Quando a pedra vira vidraça

Por Luiz Joaquim | 14.09.2018 (sexta-feira)

– publicado originalmente em 30 de Setembro de 2005 de  no jornal Folha de Pernambuco

Pode ser um pouco forte (ou mesmo vaga) a afirmação de que não houve na época nada igual no cinema brasileiro contemporâneo como o que se viu em Crime delicado (Brasil, 2005). Mas é uma afirmação verdadeira. O filme, é o quarto longa-metragem de Beto Brant. Nele, forma e estética se fundem com rara precisão para compor um quadro maior pelo qual se pode ver a vida confrontando a arte, e vice-versa.

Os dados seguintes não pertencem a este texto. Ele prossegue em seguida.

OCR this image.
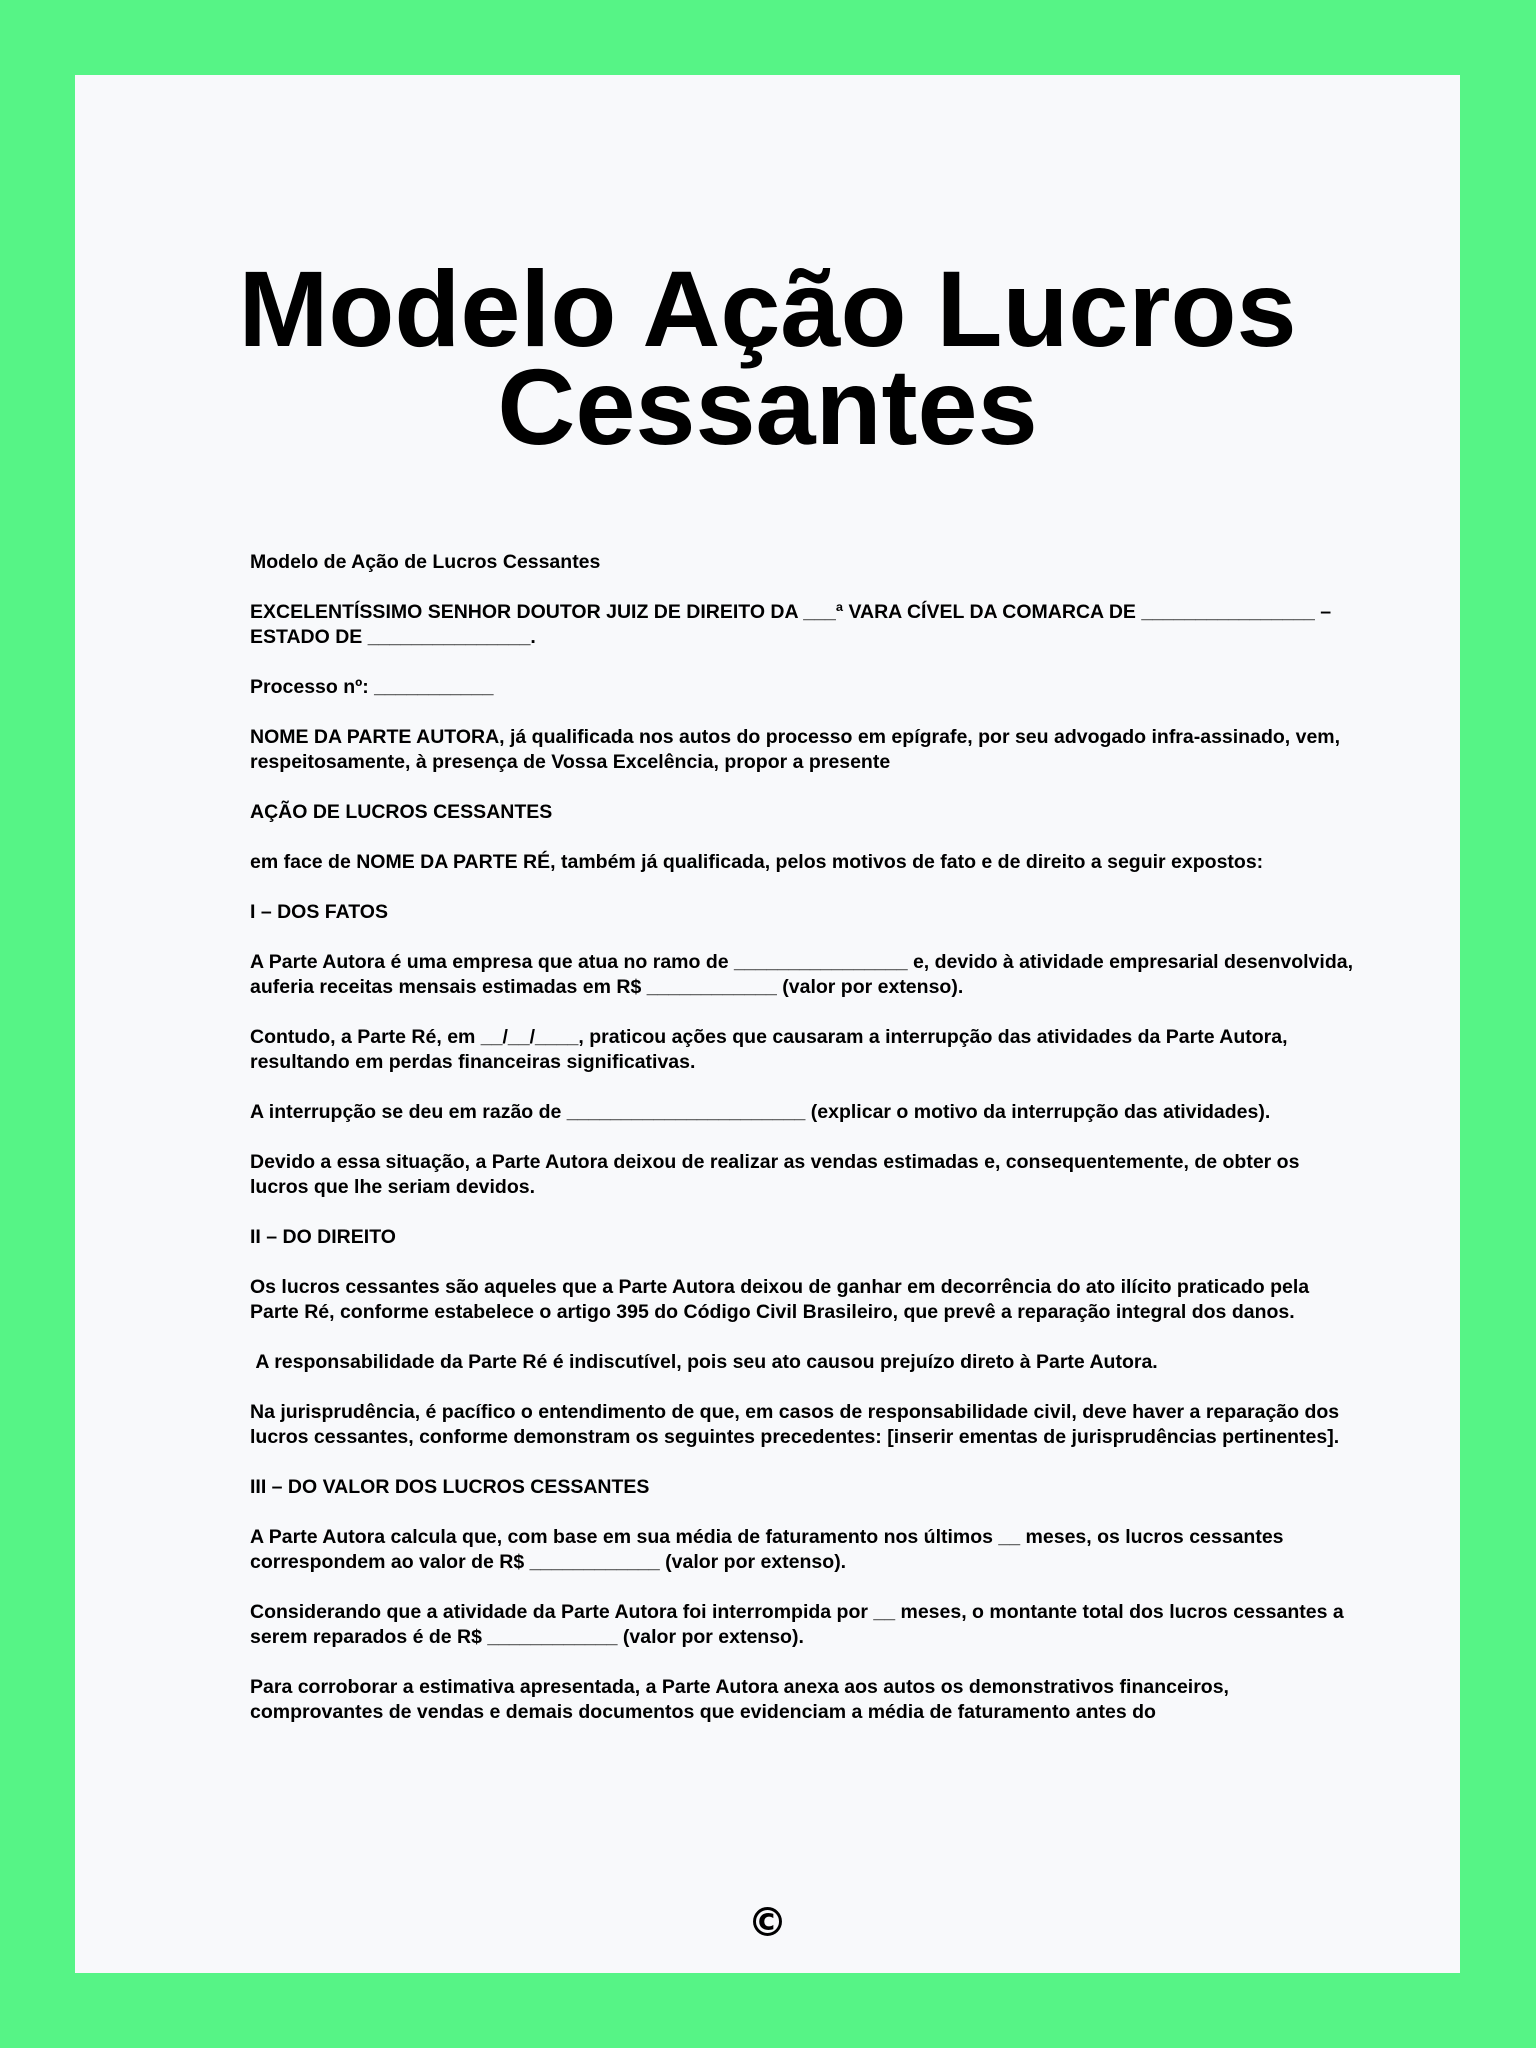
Modelo Ação Lucros
Cessantes

Modelo de Ação de Lucros Cessantes

EXCELENTÍSSIMO SENHOR DOUTOR JUIZ DE DIREITO DA ___ª VARA CÍVEL DA COMARCA DE ________________ – ESTADO DE _______________.

Processo nº: ___________

NOME DA PARTE AUTORA, já qualificada nos autos do processo em epígrafe, por seu advogado infra-assinado, vem, respeitosamente, à presença de Vossa Excelência, propor a presente

AÇÃO DE LUCROS CESSANTES

em face de NOME DA PARTE RÉ, também já qualificada, pelos motivos de fato e de direito a seguir expostos:

I – DOS FATOS

A Parte Autora é uma empresa que atua no ramo de ________________ e, devido à atividade empresarial desenvolvida, auferia receitas mensais estimadas em R$ ____________ (valor por extenso).

Contudo, a Parte Ré, em __/__/____, praticou ações que causaram a interrupção das atividades da Parte Autora, resultando em perdas financeiras significativas.

A interrupção se deu em razão de ______________________ (explicar o motivo da interrupção das atividades).

Devido a essa situação, a Parte Autora deixou de realizar as vendas estimadas e, consequentemente, de obter os lucros que lhe seriam devidos.

II – DO DIREITO

Os lucros cessantes são aqueles que a Parte Autora deixou de ganhar em decorrência do ato ilícito praticado pela Parte Ré, conforme estabelece o artigo 395 do Código Civil Brasileiro, que prevê a reparação integral dos danos.

A responsabilidade da Parte Ré é indiscutível, pois seu ato causou prejuízo direto à Parte Autora.

Na jurisprudência, é pacífico o entendimento de que, em casos de responsabilidade civil, deve haver a reparação dos lucros cessantes, conforme demonstram os seguintes precedentes: [inserir ementas de jurisprudências pertinentes].

III – DO VALOR DOS LUCROS CESSANTES

A Parte Autora calcula que, com base em sua média de faturamento nos últimos __ meses, os lucros cessantes correspondem ao valor de R$ ____________ (valor por extenso).

Considerando que a atividade da Parte Autora foi interrompida por __ meses, o montante total dos lucros cessantes a serem reparados é de R$ ____________ (valor por extenso).

Para corroborar a estimativa apresentada, a Parte Autora anexa aos autos os demonstrativos financeiros, comprovantes de vendas e demais documentos que evidenciam a média de faturamento antes do

©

A arte, ou os olhos que constantemente lhe observa, está na figura do crítico de teatro Antônio (Marco Ricca, de O invasor), e no pintor José Torres Campanela (o artista plástico mexicano Felipe Ehrenberg). Enquanto Antônio avalia (teatro) com o rigor e sistemática do intelectual distante que é, Campanela cria (uma tela) colocando-se dentro da própria obra. São duas ações intrínsecas a qualquer produto artístico.

Uma ação (a criação), busca a perfeição através da imperfeição. Outra (a crítica) ressalta a imperfeição para suscitar a perfeição. Entre esse dois homens e seus ofícios, se encontra Inês (Lilian Taublib), modelo vivo para os quadros de Campanela, com quem interage na cama, e objeto de desejo de um Antônio em puro estado de desequilíbrio. Um Antônio que, diante de Inês, se descobre um ‘humano’ tão frágil e desprotegido quanto à condição da garota que lhe encanta.

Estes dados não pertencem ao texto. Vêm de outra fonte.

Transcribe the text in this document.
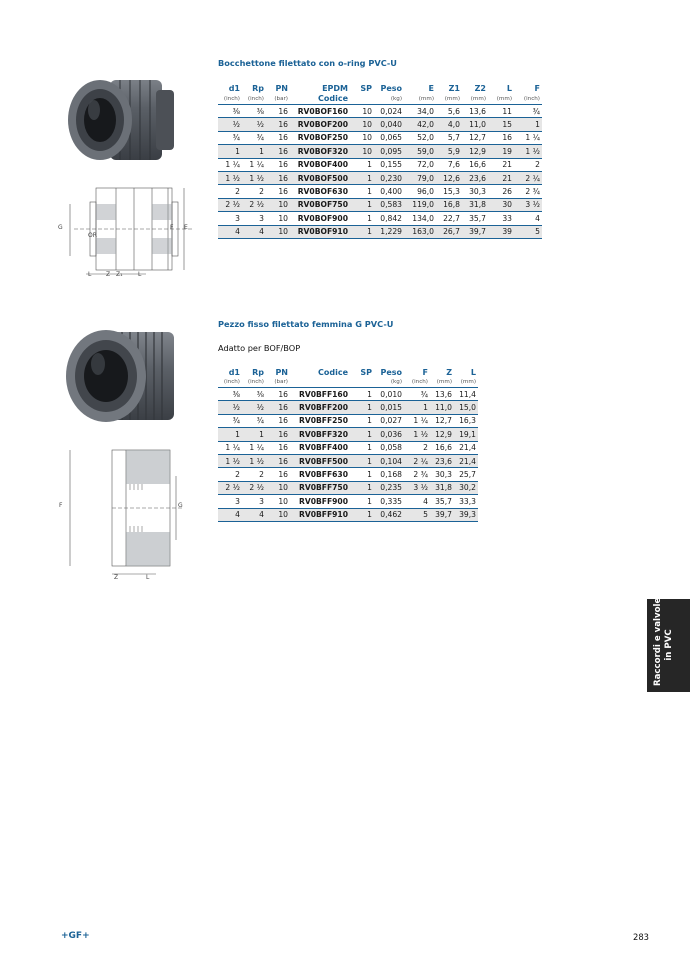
Bocchettone filettato con o-ring PVC-U
G
OR
F E
L Z Z₁	L
d1	Rp	PN	EPDM	SP	Peso	E	Z1	Z2	L	F
(inch)	(inch)	(bar)	Codice		(kg)	(mm)	(mm)	(mm)	(mm)	(inch)
⅜	⅜	16	RV0BOF160	10	0,024	34,0	5,6	13,6	11	¾
½	½	16	RV0BOF200	10	0,040	42,0	4,0	11,0	15	1
¾	¾	16	RV0BOF250	10	0,065	52,0	5,7	12,7	16	1 ¼
1	1	16	RV0BOF320	10	0,095	59,0	5,9	12,9	19	1 ½
1 ¼	1 ¼	16	RV0BOF400	1	0,155	72,0	7,6	16,6	21	2
1 ½	1 ½	16	RV0BOF500	1	0,230	79,0	12,6	23,6	21	2 ¼
2	2	16	RV0BOF630	1	0,400	96,0	15,3	30,3	26	2 ¾
2 ½	2 ½	10	RV0BOF750	1	0,583	119,0	16,8	31,8	30	3 ½
3	3	10	RV0BOF900	1	0,842	134,0	22,7	35,7	33	4
4	4	10	RV0BOF910	1	1,229	163,0	26,7	39,7	39	5
Pezzo fisso filettato femmina G PVC-U
Adatto per BOF/BOP
F	G
Z	L
d1	Rp	PN	Codice	SP	Peso	F	Z	L
(inch)	(inch)	(bar)			(kg)	(inch)	(mm)	(mm)
⅜	⅜	16	RV0BFF160	1	0,010	¾	13,6	11,4
½	½	16	RV0BFF200	1	0,015	1	11,0	15,0
¾	¾	16	RV0BFF250	1	0,027	1 ¼	12,7	16,3
1	1	16	RV0BFF320	1	0,036	1 ½	12,9	19,1
1 ¼	1 ¼	16	RV0BFF400	1	0,058	2	16,6	21,4
1 ½	1 ½	16	RV0BFF500	1	0,104	2 ¼	23,6	21,4
2	2	16	RV0BFF630	1	0,168	2 ¾	30,3	25,7
2 ½	2 ½	10	RV0BFF750	1	0,235	3 ½	31,8	30,2
3	3	10	RV0BFF900	1	0,335	4	35,7	33,3
4	4	10	RV0BFF910	1	0,462	5	39,7	39,3
Raccordi e valvole in PVC
+GF+	283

Um Antônio que, como ele mesmo diz, “sempre viveu na terceira pessoa” mas agora está mergulhado em sua subjetividade. É um campo por onde ele não caminha, cambaleia. É um campo onde ele é um deficiente.

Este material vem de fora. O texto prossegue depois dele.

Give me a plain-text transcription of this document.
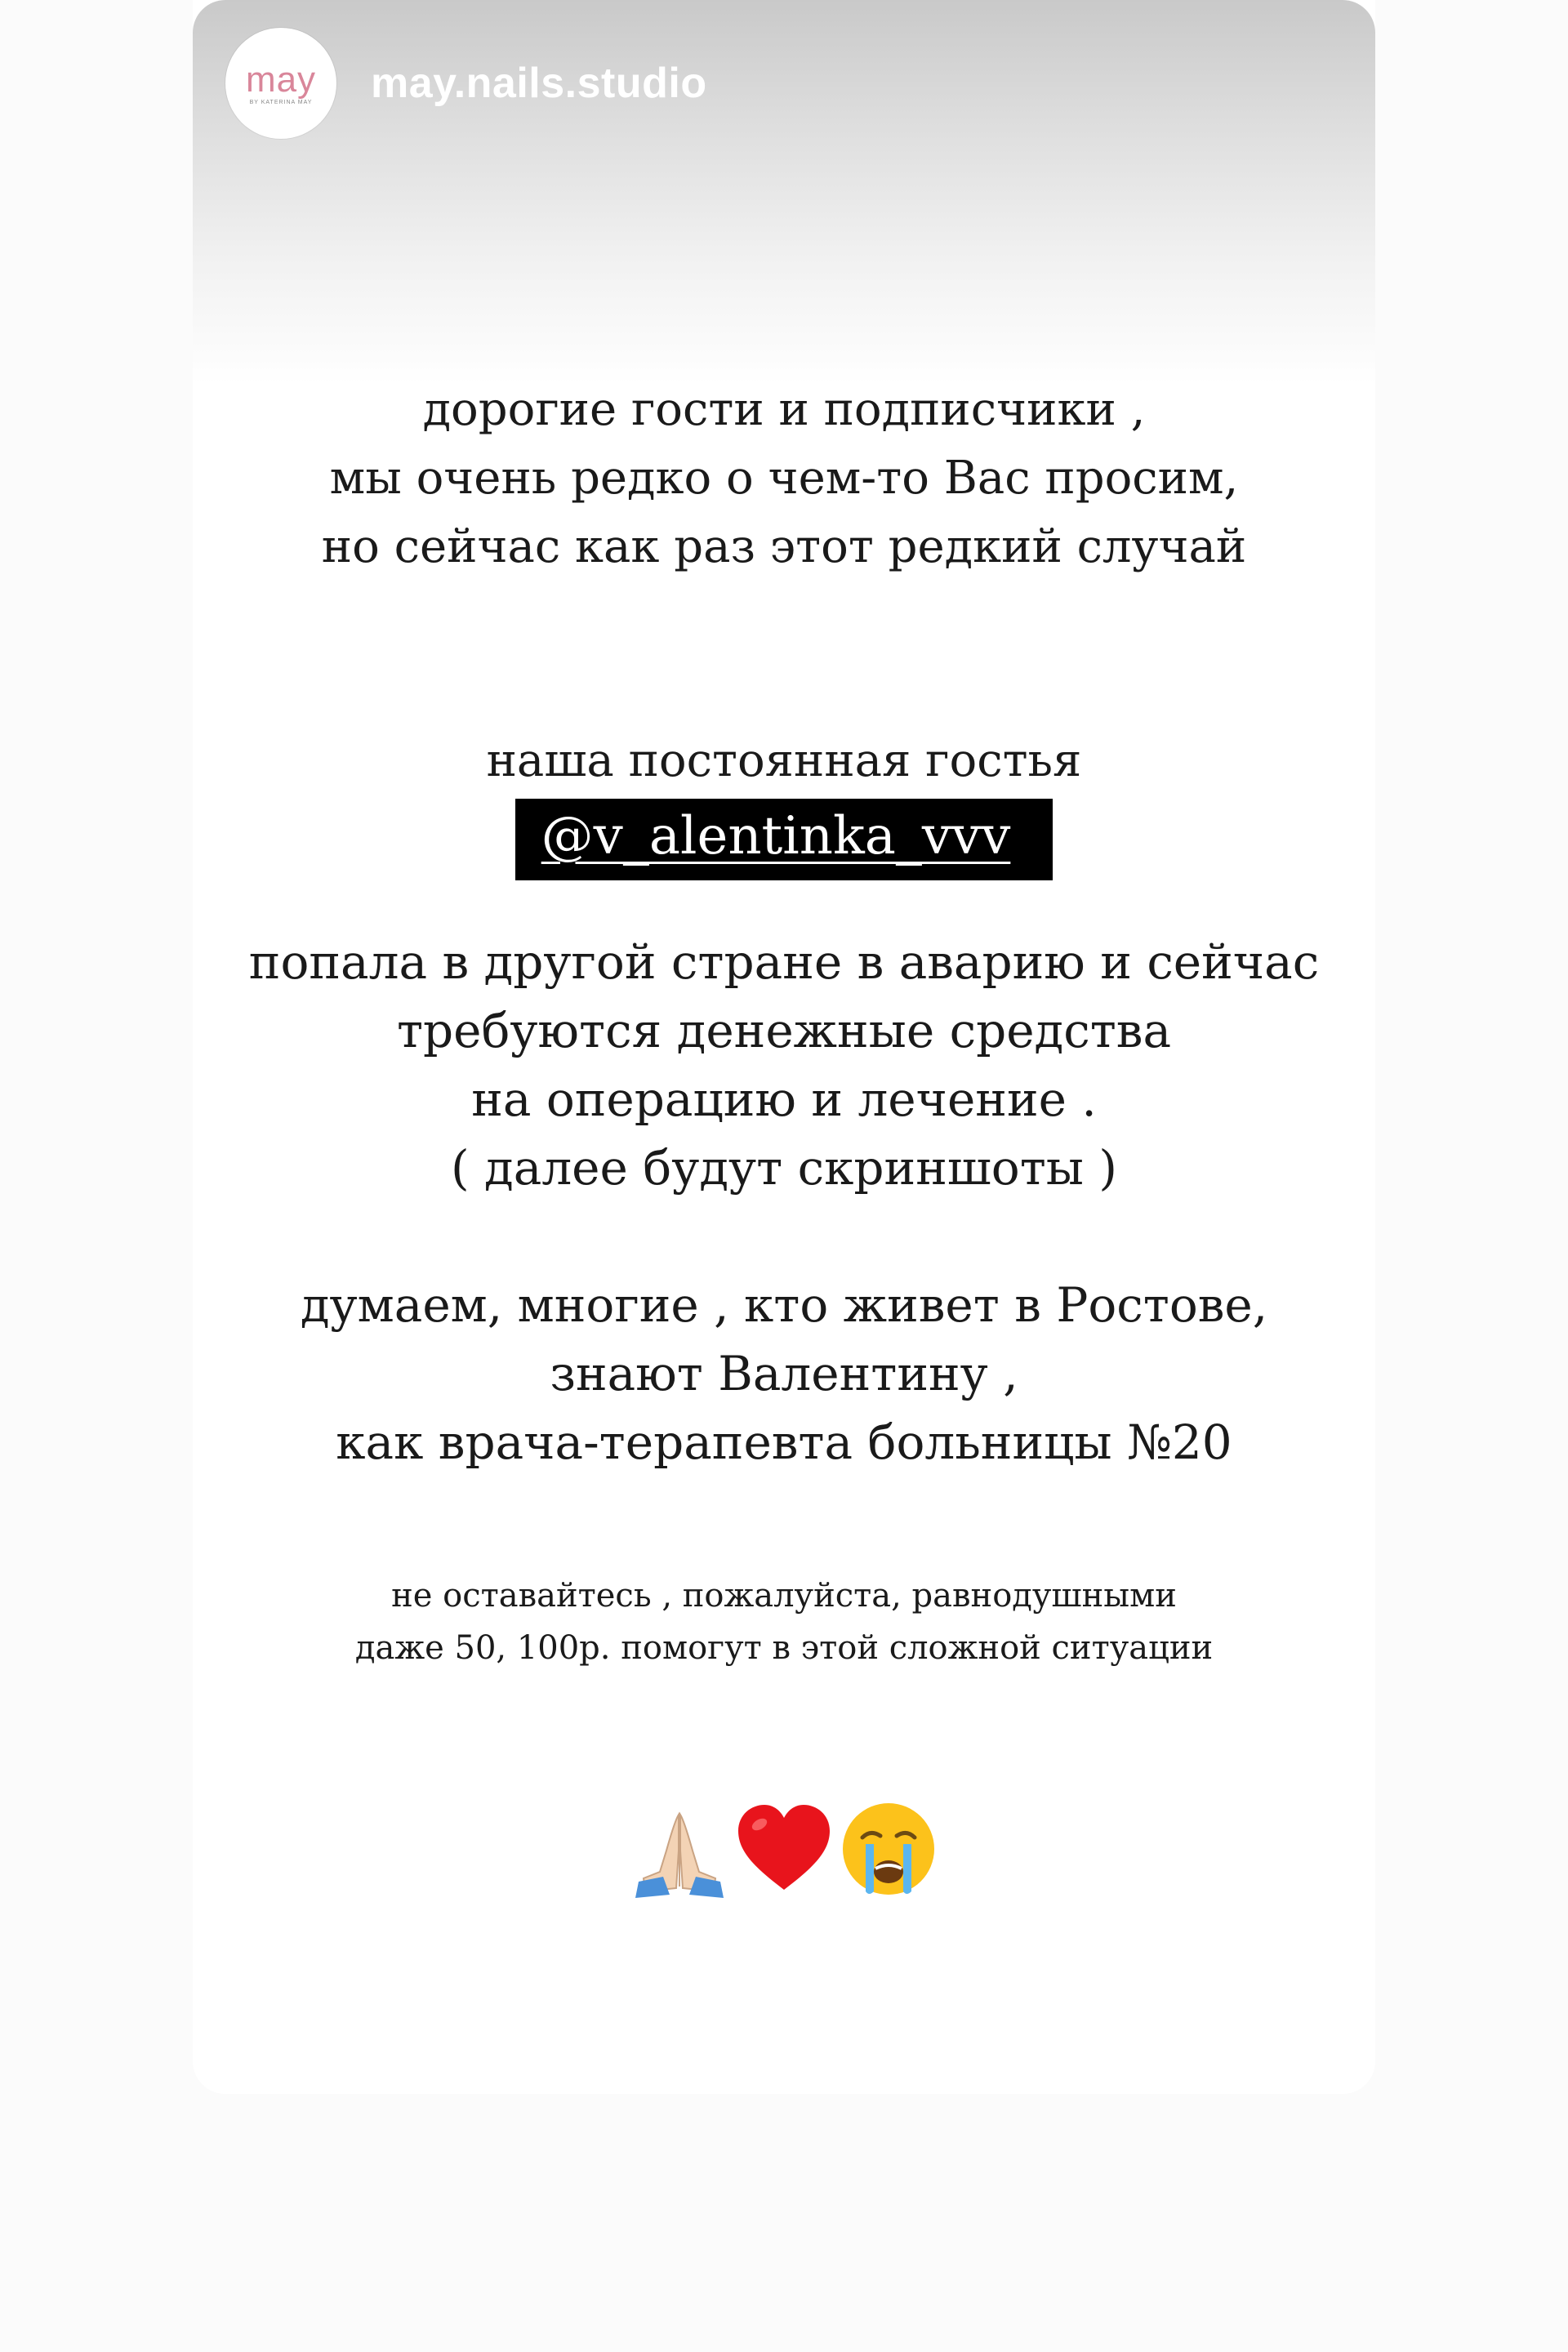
may
BY KATERINA MAY may.nails.studio
дорогие гости и подписчики ,
мы очень редко о чем-то Вас просим,
но сейчас как раз этот редкий случай
наша постоянная гостья
@v_alentinka_vvv
попала в другой стране в аварию и сейчас
требуются денежные средства
на операцию и лечение .
( далее будут скриншоты )
думаем, многие , кто живет в Ростове,
знают Валентину ,
как врача-терапевта больницы №20
не оставайтесь , пожалуйста, равнодушными
даже 50, 100р. помогут в этой сложной ситуации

Se no terreno do intelecto Antônio é soberano, nas planícies da vida ele é um indigente. Com seu cinema de economia e precisão, Brant, ao som de Schubert, nos dá esse contraponto ao intercalar momentos das peças Woyzeck, Confraria Libertina e Leonor de Mendonça com três diálogos secos e corriqueiros, mas exuberantes de vida, num boteco paulista. Num dos diálogos, o cineasta Cláudio Assis protagoniza uma cena de ciúme até perguntar fatalmente a Antônio: “Quem é você, que não ama?”.

Inspirado num romance de Sérgio Sant’Anna, Crime delicado nos apresenta um Beto Brant amadurecido, tendo composto aqui, magistralmente, um espaço onde a pintura dialoga com o teatro, o intelecto com a emoção, e a arte com a vida. E esse espaço é o cinema.